Frequently asked questions

How do you calculate overhung load from torque?

A common gearbox sizing estimate is overhung load F = 2T K / D, where T is shaft torque, D is pitch diameter of the pulley, sprocket, pinion or gear, and K is a connection factor for the drive type. This calculator also applies an optional load factor.

How do you calculate bearing reactions from an overhung load?

Model the shaft as two simple bearing supports separated by span L, with the radial load F at position x from bearing A. Static equilibrium gives RB = F x / L and RA = F - RB. If x is outside the span, one reaction becomes negative, meaning it acts in the opposite radial direction.

Why can a bearing reaction be larger than the applied load?

An overhung load creates a lever arm outside the bearing span. The nearest bearing may carry more than the applied radial load while the opposite bearing reacts in the opposite direction to balance moments.

Where is the peak bending moment?

If the load lies between the bearings, the peak moment is at the load point. If the load overhangs left of bearing A, the peak is at bearing A. If it overhangs right of bearing B, the peak is at bearing B.
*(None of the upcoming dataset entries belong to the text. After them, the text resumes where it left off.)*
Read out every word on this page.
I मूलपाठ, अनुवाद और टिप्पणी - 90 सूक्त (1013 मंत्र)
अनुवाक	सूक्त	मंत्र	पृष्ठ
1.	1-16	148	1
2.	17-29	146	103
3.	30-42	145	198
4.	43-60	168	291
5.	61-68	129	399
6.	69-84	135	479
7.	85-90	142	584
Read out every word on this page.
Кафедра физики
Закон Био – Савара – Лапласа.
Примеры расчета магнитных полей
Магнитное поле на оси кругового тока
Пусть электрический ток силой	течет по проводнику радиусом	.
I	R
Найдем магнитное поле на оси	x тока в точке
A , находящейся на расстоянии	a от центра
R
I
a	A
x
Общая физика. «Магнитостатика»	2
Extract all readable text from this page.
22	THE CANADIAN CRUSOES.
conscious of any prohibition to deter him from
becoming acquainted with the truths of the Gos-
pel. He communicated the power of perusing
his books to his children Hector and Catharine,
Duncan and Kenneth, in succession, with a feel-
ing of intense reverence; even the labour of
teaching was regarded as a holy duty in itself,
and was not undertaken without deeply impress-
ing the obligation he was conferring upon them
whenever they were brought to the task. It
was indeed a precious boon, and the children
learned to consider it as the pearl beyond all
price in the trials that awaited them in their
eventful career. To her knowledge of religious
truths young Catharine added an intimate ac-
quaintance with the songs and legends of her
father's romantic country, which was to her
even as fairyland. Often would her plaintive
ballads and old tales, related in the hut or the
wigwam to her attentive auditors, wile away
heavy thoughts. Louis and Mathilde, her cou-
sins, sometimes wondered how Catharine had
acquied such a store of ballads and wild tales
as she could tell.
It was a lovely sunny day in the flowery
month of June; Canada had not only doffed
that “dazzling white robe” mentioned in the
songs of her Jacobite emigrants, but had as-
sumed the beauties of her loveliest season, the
Can this be used with gear mesh force?

Yes. Use the tangential/radial resultant or a single radial-plane component from the gear mesh, then enter its load center position along the shaft. Axial thrust is a separate bearing-catalog check.

Does this replace a bearing catalog calculation?

No. It finds radial reactions and bending moment for one load plane. Bearing selection still needs equivalent dynamic/static load factors, axial thrust handling, duty cycle, fit, lubrication, temperature and life rating.

Method & assumptions

  • Single radial load in one plane acting on a shaft with two bearing reaction centers.
  • Bearings are treated as simple supports; housing, bearing and shaft stiffness are not used for load sharing.
  • For horizontal and vertical loads, calculate each plane and combine bearing loads by vector sum.
  • Axial thrust, paired angular-contact/tapered-bearing preload and locating/floating bearing details are separate catalog checks.
  • The overhung-load estimate uses pitch diameter. Use manufacturer-specific overhung-load limits when available.